Step 5, cancellation are to falling in the unmanned vehicle collision avoidance investigative range that token number is 0, and make described in collision avoidance priority ratio Board number is the token of the unmanned vehicle distribution that the collision avoidance priority of the unmanned vehicle of 0 is low；

Step 6, current token number according to remaining unmanned vehicle, be ranked up described remaining unmanned vehicle；

Step 7, determine collision avoidance speed for the unmanned vehicle that token number in described remaining unmanned vehicle is 0；

Step 8, repetition step 5 are to step 7, until determining collision avoidance speed for described N frame unmanned vehicle.

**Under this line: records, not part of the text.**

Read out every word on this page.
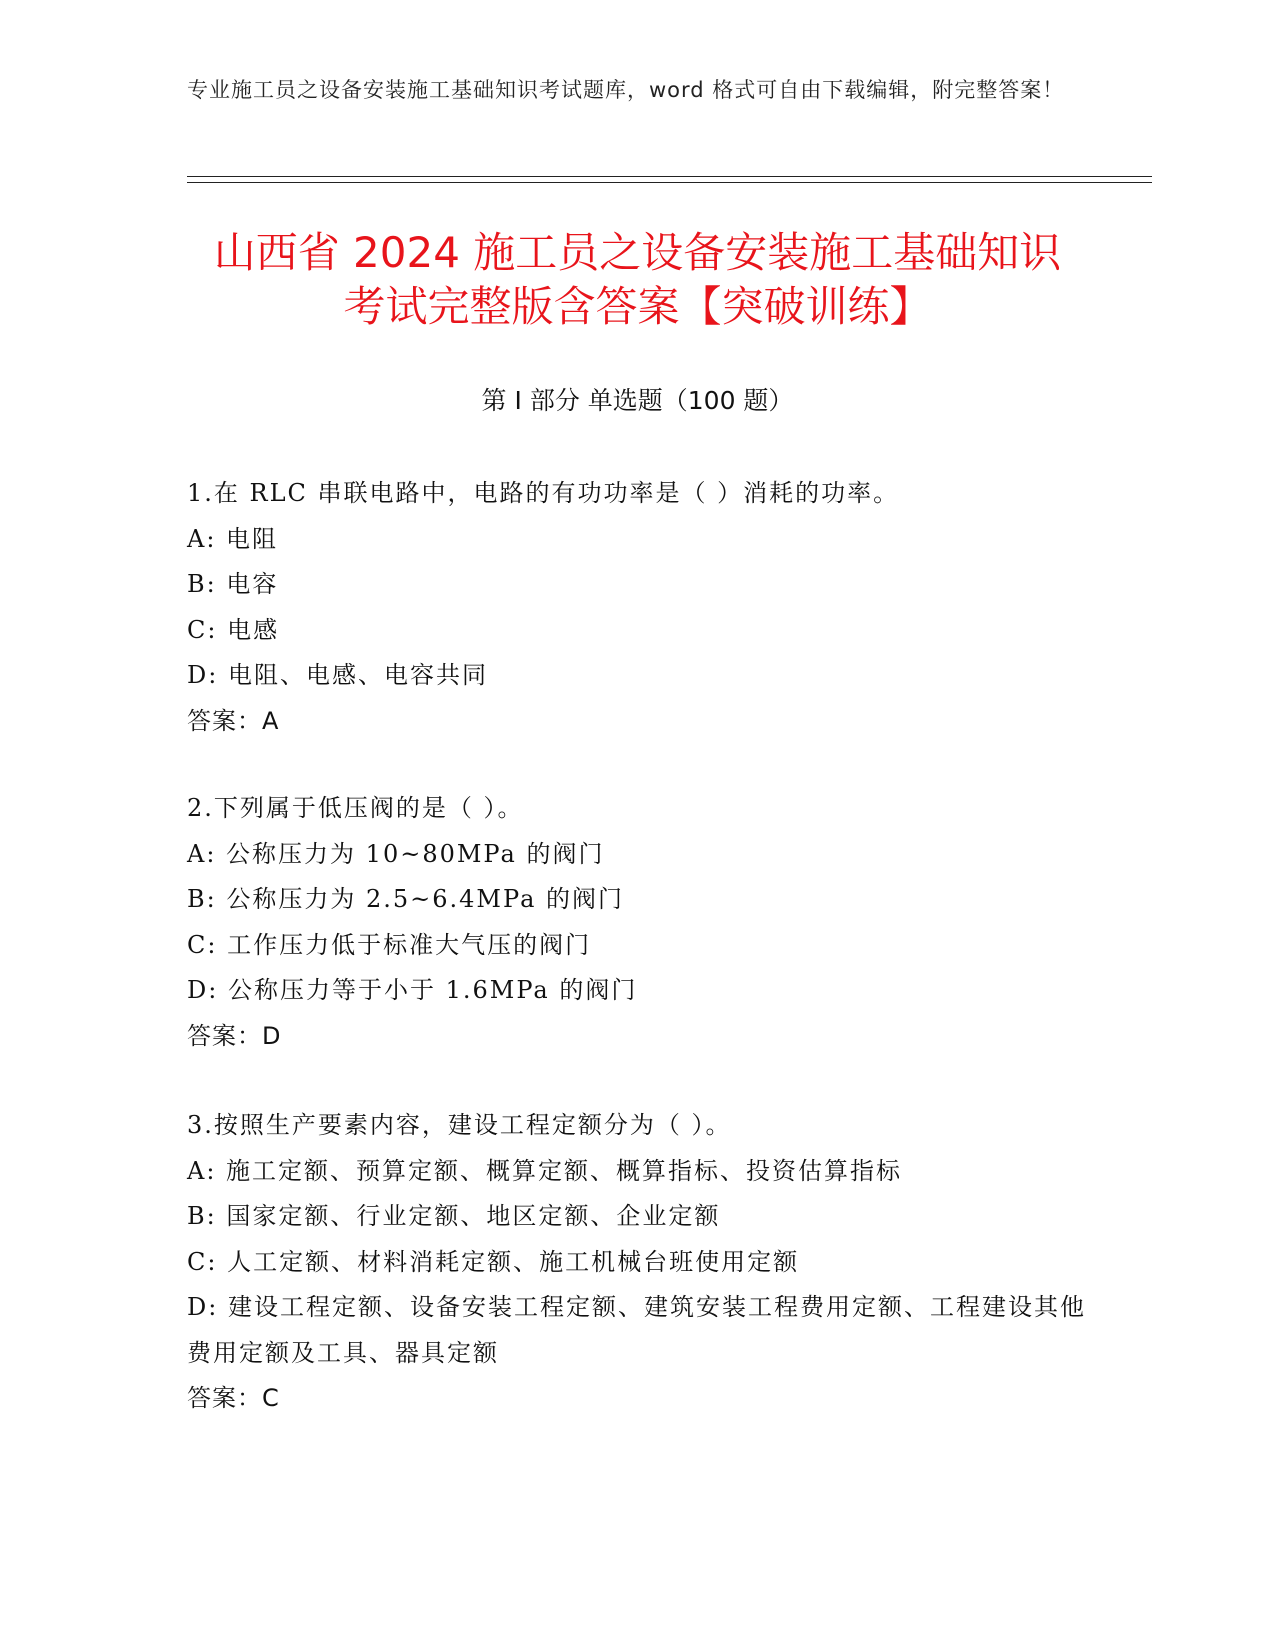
专业施工员之设备安装施工基础知识考试题库，word 格式可自由下载编辑，附完整答案！
山西省 2024 施工员之设备安装施工基础知识
考试完整版含答案【突破训练】
第 I 部分 单选题（100 题）
1.在 RLC 串联电路中，电路的有功功率是（ ）消耗的功率。
A: 电阻
B: 电容
C: 电感
D: 电阻、电感、电容共同
答案：A
2.下列属于低压阀的是（ ）。
A: 公称压力为 10~80MPa 的阀门
B: 公称压力为 2.5~6.4MPa 的阀门
C: 工作压力低于标准大气压的阀门
D: 公称压力等于小于 1.6MPa 的阀门
答案：D
3.按照生产要素内容，建设工程定额分为（ ）。
A: 施工定额、预算定额、概算定额、概算指标、投资估算指标
B: 国家定额、行业定额、地区定额、企业定额
C: 人工定额、材料消耗定额、施工机械台班使用定额
D: 建设工程定额、设备安装工程定额、建筑安装工程费用定额、工程建设其他费用定额及工具、器具定额
答案：C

Device the most according to claim 7, it is characterised in that described determine module, specifically for by collision avoidance priority ratio In described remaining unmanned vehicle, token number is the collision avoidance priority height of the unmanned vehicle of 0, and collision avoidance investigative range falls into In described remaining unmanned vehicle token number be the unmanned vehicle of the unmanned vehicle of 0 be defined as described remaining nobody fly In row device, token number is the barrier of the unmanned vehicle of 0；It is nobody of 0 according to token number in described remaining unmanned vehicle In the state of flight information of aircraft and described remaining unmanned vehicle, token number is the barrier of the unmanned vehicle of 0 Positional information, course information and collision avoidance speed, use Speed Obstacles method to determine that in described remaining unmanned vehicle, token number is 0 The unmanned vehicle Speed Obstacles to described barrier；According in described Speed Obstacles and described remaining unmanned vehicle Token number is that the course information of the unmanned vehicle of 0 determines that in described remaining unmanned vehicle, token number is the unmanned flight of 0 The sets of speeds of device；The maximum determining the speed in described sets of speeds is that in described remaining unmanned vehicle, token number is The collision avoidance speed of the unmanned vehicle of 0；Wherein, the speed in described sets of speeds is more than or equal to described remaining unmanned vehicle Middle token number is the minimum speed of the unmanned vehicle of 0, and is 0 nothing less than or equal to token number in described remaining unmanned vehicle The maximal rate of people's aircraft.